Publié le par Jean-Yves Alt

Dieu créa le monde en six jours et le septième, il se reposa. C'est faux, affirme Pierre Combescot, dans ce roman, par la bouche du pape Hilaire : « Le septième, il inventa le roman et se mit à écrire pour l'homme l'histoire de l'homme, une parole d'éternité, un travail toujours en progrès. »

Mais l'homme, sa créature, se rebella. Il tenta de se faire l'égal de Dieu par le roman. « Dieu avait perdu le monde parce que l'homme lui avait dérobé ce qu'il avait de plus cher : le Verbe. »

Ces quelques réflexions, ironiques et insolentes, situent d'emblée le niveau où se placent Pierre Combescot et, surtout, son narrateur. Elles montrent que l'acte romanesque ne résulte pas d'une simple démangeaison narcissique, mais plutôt d'une entreprise terroriste qui vise à déstabiliser l'ordre des choses et à se l'approprier.

Mais tout cela n'est que l'aboutissement d'une histoire riche en rebondissements.

La première partie du roman nous entraîne à Florence, dans les années 1530, en pleine Renaissance.
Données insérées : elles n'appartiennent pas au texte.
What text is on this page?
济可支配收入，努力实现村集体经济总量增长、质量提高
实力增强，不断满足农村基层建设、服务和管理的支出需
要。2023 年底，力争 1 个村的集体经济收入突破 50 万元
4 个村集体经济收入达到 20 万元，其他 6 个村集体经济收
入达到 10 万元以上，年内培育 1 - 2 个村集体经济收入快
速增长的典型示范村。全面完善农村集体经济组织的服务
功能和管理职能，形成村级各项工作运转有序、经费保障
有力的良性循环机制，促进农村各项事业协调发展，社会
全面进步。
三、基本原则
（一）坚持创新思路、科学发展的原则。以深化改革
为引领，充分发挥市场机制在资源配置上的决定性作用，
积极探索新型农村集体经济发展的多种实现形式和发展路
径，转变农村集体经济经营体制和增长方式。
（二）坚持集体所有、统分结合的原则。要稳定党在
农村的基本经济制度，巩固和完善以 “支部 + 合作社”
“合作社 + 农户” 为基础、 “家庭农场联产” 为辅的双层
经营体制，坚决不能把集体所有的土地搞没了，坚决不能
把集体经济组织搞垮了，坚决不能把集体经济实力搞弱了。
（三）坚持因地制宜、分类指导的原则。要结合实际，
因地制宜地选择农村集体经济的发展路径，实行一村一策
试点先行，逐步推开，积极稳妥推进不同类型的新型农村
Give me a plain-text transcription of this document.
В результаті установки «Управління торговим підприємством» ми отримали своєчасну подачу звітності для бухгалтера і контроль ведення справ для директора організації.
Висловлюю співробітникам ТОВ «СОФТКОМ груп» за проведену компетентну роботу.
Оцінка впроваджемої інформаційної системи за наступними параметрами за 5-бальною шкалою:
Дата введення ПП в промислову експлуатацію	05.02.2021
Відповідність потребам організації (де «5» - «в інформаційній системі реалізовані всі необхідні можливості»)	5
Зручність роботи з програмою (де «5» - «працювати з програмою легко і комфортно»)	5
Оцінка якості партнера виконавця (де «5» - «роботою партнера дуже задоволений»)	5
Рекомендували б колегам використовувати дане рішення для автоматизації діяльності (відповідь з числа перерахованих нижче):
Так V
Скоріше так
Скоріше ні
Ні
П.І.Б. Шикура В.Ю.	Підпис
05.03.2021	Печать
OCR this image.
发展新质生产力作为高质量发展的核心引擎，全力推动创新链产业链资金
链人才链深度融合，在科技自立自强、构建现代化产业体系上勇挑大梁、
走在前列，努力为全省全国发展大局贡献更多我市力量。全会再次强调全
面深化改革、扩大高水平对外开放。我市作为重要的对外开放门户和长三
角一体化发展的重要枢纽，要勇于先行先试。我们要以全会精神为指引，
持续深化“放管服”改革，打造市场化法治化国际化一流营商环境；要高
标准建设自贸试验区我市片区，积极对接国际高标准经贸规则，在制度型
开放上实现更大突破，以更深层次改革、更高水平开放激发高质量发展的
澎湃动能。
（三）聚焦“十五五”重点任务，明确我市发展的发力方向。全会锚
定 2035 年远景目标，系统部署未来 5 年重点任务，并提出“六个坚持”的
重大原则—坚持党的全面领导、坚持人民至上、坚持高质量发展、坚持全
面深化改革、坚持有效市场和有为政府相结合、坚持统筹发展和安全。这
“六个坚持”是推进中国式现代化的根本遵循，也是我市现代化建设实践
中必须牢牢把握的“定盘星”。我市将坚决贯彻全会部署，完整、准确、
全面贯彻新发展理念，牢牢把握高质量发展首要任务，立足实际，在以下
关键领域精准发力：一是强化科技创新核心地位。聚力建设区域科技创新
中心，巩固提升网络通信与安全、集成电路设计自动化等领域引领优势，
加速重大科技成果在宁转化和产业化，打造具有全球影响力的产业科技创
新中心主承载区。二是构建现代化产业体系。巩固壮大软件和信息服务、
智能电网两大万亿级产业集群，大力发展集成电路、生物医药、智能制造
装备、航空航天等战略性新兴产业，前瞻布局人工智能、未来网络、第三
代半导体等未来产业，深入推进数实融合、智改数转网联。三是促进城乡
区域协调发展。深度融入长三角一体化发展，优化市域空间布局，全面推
Là, un certain Lorenzo de Médicis, plus connu sous le nom de Lorenzaccio, nous explique par quel concours de circonstances il fut amené à tuer son bien-aimé Alexandre, duc de Florence, non sans s'être copieusement envoyé en l'air auparavant. Sa destinée de Brutus florentin, influencée par une biographie de Lucius Sergius Catilina, premier révolté de l'Histoire, nous permet en outre de rencontrer un Machiavel hautement revisité par Combescot et surtout un Don Michele, bourreau des Borgia, métaphysicien à ses heures et amateur éclairé de peinture, qui n'hésite pas à faire assister les jeunes artistes à ses exécutions.

La seconde partie, qui s'enchaîne sans transition à la première, nous reporte plusieurs siècles en arrière, au Bas-Empire romain, lorsque la chrétienté commençait à faire vaciller le pouvoir païen. Cette fois, c'est un empereur sans nom qui, pour contrarier la nouvelle religion, rédige un Evangile dit « de la sardine » et finit dans les égoûts, dictant sa propre version de la conjuration de Catilina.

La troisième, enfin, se passe à une époque récente, entre la mort de Paul VI et l'élection de Jean Paul Ier, et met en scène une nouvelle conspiration, fomentée par un certain Lorenzo Sardin et sur laquelle veille le préfet de police de Rome, le préfet Acciaiuoli.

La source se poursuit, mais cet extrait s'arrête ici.